Oleh Hidayat Taufik pada 09 Feb 2026, 18:56 WIB

JAKARTA, Cobisnis.com - Puncak peringatan Hari Pers Nasional (HPN) 2026 berlangsung di Kawasan Pusat Pemerintahan Provinsi Banten (KP3B), Kota Serang, Senin (9/2), dengan dihadiri jajaran pejabat tinggi negara, pimpinan lembaga, kepala daerah, serta insan pers dari berbagai wilayah Indonesia.

Kehadiran para pejabat negara tersebut menjadi simbol kuatnya dukungan pemerintah terhadap pers sebagai pilar demokrasi sekaligus mitra strategis dalam pembangunan nasional.

Menteri Koordinator Pemberdayaan Masyarakat (PM), Muhaimin Iskandar atau Cak Imin, hadir mewakili Presiden Republik Indonesia, Prabowo Subianto.

Dalam sambutannya, ia menyampaikan ucapan selamat Hari Pers Nasional 2026 sekaligus apresiasi Presiden kepada insan pers atas dedikasi mereka dalam menjaga kualitas informasi publik.

Cak Imin menegaskan bahwa di era digital dan perkembangan kecerdasan buatan, kualitas pers menjadi faktor penentu arah demokrasi dan masa depan bangsa. Menurutnya, dunia kini tidak hanya bergerak oleh peristiwa, tetapi juga dikendalikan oleh informasi, data, dan algoritma.

“Jurnalisme harus tetap menjadi penjaga batas antara fakta dan rekayasa. Teknologi tidak boleh menggantikan nurani. Ia harus menjadi alat bantu, bukan pengganti nilai dan etika,” tegasnya.

Sementara itu, Ketua Dewan Pers Prof. Komaruddin Hidayat menyampaikan bahwa meskipun masyarakat banyak mengonsumsi konten media sosial yang bersifat sensasional, media arus utama tetap menjadi rujukan utama dalam mencari informasi yang kredibel dan dapat dipercaya.

Ia menegaskan bahwa media mainstream tetap memiliki peran penting sebagai sumber referensi publik dalam memastikan kebenaran informasi di tengah derasnya arus konten digital.

Sebagai bagian dari upaya membangun ekosistem digital yang sehat, pemerintah saat ini juga tengah menyusun Peraturan Presiden (Perpres) tentang pemanfaatan kecerdasan buatan (Artificial Intelligence/AI) dalam praktik jurnalistik.

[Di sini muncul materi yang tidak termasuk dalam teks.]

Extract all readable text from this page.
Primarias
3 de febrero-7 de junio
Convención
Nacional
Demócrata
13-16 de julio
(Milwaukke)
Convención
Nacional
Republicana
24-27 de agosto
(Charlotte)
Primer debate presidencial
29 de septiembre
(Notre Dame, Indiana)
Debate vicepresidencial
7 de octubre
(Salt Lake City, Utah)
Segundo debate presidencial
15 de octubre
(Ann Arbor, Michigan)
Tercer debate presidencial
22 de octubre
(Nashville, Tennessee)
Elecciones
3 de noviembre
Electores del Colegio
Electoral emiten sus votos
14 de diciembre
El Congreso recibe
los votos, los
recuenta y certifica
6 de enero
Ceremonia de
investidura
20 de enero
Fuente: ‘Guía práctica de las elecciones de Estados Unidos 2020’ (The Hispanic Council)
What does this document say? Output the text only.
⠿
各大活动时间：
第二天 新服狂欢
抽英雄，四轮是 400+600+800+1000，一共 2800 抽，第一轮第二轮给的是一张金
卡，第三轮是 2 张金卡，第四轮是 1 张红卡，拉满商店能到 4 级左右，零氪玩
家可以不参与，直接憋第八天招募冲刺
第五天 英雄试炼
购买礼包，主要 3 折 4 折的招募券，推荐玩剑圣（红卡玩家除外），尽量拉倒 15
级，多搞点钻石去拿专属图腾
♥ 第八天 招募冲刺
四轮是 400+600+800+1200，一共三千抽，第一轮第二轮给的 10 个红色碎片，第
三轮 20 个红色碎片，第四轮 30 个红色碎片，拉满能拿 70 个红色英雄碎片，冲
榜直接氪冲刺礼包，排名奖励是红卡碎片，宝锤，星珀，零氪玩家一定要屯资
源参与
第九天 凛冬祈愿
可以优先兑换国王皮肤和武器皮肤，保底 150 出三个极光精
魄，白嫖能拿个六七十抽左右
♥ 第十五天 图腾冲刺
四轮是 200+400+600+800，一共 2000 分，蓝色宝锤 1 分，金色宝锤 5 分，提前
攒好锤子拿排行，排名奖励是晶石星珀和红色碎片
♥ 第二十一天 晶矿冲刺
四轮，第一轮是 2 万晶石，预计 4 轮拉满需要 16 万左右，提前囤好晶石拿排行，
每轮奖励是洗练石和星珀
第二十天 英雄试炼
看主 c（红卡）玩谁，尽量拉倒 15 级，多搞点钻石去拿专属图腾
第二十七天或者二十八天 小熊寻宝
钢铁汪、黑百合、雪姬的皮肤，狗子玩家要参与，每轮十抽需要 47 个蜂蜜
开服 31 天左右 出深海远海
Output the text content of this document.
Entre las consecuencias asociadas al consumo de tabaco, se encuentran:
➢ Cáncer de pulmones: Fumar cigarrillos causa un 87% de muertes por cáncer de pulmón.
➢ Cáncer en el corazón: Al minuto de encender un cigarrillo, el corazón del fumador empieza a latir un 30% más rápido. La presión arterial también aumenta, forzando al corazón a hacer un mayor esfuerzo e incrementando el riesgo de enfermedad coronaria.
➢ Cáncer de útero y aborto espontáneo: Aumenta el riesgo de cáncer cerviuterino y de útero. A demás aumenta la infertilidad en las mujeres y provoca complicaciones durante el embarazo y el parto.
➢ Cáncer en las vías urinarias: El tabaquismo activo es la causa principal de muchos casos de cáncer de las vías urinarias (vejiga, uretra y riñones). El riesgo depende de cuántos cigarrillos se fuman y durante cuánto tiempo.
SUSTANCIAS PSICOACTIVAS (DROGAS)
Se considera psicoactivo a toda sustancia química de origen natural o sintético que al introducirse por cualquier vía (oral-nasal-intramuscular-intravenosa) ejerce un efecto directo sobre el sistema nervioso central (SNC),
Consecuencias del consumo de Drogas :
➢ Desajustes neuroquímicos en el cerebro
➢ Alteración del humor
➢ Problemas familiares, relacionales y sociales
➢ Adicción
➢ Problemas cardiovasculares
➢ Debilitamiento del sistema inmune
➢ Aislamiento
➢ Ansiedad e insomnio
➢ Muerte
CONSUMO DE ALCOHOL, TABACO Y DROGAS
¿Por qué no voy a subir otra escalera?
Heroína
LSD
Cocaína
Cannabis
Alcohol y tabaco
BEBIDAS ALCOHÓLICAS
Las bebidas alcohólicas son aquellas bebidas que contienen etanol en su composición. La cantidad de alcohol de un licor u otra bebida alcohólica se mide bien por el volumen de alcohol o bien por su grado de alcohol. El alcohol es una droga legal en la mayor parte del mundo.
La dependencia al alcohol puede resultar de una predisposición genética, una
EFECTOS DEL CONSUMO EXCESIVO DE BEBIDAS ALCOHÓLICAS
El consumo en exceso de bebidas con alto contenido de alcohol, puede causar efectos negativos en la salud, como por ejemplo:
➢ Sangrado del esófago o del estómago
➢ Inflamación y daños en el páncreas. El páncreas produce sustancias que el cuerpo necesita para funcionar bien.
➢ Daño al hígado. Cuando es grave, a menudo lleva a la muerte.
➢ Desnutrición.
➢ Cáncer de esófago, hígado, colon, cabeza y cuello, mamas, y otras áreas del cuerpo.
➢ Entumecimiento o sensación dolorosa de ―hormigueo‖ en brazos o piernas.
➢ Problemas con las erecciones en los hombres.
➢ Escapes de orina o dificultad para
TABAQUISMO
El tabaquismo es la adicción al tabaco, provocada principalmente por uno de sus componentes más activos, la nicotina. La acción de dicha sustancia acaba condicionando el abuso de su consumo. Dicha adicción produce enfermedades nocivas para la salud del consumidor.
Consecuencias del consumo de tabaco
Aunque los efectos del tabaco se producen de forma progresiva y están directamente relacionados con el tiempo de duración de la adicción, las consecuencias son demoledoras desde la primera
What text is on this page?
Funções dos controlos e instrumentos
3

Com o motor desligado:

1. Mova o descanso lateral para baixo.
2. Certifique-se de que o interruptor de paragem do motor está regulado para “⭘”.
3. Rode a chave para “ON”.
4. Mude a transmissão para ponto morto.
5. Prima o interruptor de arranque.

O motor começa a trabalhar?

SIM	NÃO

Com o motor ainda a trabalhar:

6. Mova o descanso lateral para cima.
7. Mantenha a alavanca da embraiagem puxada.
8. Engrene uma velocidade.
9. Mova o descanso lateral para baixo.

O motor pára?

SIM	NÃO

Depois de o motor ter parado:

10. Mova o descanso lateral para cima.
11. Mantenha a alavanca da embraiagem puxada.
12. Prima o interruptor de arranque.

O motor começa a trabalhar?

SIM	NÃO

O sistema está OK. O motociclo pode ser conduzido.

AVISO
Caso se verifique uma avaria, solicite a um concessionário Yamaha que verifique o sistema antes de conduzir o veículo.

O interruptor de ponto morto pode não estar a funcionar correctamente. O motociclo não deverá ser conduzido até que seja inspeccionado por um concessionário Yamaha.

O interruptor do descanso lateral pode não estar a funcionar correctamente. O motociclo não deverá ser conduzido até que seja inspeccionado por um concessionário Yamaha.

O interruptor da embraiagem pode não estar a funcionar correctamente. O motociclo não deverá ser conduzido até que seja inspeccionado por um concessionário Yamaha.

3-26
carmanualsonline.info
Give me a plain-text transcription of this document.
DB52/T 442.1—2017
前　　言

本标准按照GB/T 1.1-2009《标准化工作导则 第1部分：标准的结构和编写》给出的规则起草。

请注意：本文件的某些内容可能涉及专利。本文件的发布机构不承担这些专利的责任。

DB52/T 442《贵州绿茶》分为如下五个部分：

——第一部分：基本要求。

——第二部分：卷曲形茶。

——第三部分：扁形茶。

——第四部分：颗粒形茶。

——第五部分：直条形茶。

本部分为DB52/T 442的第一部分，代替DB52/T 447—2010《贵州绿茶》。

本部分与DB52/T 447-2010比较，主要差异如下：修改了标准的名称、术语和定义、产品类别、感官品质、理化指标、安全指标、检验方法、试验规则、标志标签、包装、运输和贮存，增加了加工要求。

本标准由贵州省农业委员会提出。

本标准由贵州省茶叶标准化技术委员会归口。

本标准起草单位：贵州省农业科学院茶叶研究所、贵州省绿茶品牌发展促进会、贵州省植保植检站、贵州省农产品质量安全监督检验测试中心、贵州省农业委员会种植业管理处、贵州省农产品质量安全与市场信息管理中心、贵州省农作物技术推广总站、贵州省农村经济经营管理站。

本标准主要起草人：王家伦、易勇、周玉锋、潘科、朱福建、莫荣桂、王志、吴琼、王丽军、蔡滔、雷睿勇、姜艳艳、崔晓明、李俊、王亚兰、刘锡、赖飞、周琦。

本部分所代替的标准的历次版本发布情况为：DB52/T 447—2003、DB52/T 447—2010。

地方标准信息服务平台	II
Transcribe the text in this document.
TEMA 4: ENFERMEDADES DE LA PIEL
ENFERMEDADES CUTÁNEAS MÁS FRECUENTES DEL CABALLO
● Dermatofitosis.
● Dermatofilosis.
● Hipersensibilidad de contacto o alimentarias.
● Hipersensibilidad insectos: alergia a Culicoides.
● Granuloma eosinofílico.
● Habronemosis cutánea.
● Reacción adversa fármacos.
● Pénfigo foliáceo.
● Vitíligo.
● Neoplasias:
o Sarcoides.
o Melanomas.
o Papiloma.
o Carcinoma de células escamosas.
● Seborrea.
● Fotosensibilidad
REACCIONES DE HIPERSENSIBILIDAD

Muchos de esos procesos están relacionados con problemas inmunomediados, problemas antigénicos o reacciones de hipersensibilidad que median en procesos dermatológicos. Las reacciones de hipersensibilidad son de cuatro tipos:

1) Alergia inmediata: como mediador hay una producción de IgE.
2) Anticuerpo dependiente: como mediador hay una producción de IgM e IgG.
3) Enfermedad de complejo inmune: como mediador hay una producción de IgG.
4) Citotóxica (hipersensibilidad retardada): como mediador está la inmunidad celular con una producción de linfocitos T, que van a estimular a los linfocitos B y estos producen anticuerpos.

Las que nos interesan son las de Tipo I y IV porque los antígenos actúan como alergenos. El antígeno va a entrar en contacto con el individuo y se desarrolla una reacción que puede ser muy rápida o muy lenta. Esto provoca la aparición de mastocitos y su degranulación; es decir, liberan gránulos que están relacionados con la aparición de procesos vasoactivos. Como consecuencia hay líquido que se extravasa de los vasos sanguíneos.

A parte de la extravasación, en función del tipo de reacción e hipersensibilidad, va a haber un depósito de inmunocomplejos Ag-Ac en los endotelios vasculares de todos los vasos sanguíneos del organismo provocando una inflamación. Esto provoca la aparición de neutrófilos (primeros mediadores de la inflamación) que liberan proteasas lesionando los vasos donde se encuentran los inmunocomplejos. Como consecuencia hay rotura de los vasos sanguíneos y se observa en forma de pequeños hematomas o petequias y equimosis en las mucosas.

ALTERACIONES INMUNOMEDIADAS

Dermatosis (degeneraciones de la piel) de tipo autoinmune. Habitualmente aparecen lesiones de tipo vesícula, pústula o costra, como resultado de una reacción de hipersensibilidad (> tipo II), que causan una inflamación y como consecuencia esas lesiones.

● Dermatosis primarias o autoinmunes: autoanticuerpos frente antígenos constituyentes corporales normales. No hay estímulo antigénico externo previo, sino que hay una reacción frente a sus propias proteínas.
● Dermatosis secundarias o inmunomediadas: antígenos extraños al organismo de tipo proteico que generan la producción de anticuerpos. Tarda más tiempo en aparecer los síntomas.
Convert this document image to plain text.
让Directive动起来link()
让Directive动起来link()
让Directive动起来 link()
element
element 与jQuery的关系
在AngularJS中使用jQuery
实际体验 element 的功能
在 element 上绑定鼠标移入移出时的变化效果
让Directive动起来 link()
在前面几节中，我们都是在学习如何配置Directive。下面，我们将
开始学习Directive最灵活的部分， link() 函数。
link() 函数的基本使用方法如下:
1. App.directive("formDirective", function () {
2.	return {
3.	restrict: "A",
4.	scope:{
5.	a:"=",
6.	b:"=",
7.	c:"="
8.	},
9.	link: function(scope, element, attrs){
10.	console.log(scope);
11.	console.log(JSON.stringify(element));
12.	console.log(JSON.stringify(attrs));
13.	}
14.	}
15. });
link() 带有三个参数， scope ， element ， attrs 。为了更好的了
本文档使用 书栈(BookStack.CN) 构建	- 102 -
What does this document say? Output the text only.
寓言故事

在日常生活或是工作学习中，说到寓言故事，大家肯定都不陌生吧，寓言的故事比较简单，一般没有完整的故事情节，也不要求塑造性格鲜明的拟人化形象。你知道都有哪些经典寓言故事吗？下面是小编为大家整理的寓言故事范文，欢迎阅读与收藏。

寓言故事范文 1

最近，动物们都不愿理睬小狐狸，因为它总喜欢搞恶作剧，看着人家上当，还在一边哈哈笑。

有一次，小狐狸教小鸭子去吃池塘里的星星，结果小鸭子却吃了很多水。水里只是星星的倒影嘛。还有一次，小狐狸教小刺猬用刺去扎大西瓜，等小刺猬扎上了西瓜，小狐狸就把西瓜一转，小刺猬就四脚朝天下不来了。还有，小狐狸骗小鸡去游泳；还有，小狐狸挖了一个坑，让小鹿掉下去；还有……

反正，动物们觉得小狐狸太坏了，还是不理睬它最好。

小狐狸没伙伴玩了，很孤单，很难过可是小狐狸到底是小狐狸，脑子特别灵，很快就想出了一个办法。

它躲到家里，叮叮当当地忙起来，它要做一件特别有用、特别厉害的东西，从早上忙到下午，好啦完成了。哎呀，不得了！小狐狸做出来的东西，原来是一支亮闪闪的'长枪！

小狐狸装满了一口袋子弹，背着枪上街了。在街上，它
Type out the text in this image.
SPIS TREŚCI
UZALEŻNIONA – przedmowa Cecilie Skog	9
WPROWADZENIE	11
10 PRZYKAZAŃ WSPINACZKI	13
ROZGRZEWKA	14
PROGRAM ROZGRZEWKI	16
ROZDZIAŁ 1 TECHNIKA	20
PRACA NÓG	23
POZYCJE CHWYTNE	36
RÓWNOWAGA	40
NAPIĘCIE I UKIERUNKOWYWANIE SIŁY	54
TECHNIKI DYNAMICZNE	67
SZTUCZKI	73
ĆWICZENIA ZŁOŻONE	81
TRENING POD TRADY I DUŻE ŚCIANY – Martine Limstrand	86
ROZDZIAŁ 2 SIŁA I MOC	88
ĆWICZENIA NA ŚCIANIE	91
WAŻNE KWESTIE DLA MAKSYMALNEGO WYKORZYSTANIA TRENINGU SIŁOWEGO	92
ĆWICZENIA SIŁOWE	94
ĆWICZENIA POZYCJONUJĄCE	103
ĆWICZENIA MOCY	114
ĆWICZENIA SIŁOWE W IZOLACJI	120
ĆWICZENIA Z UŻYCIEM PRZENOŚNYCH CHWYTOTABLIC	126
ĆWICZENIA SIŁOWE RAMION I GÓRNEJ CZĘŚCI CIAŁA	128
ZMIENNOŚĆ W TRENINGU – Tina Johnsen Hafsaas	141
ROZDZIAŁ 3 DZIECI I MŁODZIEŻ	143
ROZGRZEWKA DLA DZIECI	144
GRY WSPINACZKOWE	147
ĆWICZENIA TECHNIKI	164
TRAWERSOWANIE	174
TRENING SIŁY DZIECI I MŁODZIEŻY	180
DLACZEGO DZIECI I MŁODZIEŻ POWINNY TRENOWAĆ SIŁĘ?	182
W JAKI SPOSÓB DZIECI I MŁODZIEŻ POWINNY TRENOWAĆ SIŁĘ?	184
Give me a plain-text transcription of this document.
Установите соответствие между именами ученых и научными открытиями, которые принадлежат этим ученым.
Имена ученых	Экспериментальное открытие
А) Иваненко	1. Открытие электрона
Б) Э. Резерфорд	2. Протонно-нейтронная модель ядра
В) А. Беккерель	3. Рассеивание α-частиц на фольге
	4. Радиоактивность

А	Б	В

Regulasi tersebut masih dalam tahap kajian di Kementerian Hukum untuk memastikan etika, profesionalisme, serta keberlanjutan industri media tetap terjaga.

Isu literasi digital dan kecerdasan buatan ini juga sejalan dengan peran Kementerian Pemuda dan Olahraga Republik Indonesia (Kemenpora RI) sebagai sektor utama dalam pembangunan kepemudaan serta pembinaan generasi muda yang adaptif terhadap perkembangan teknologi.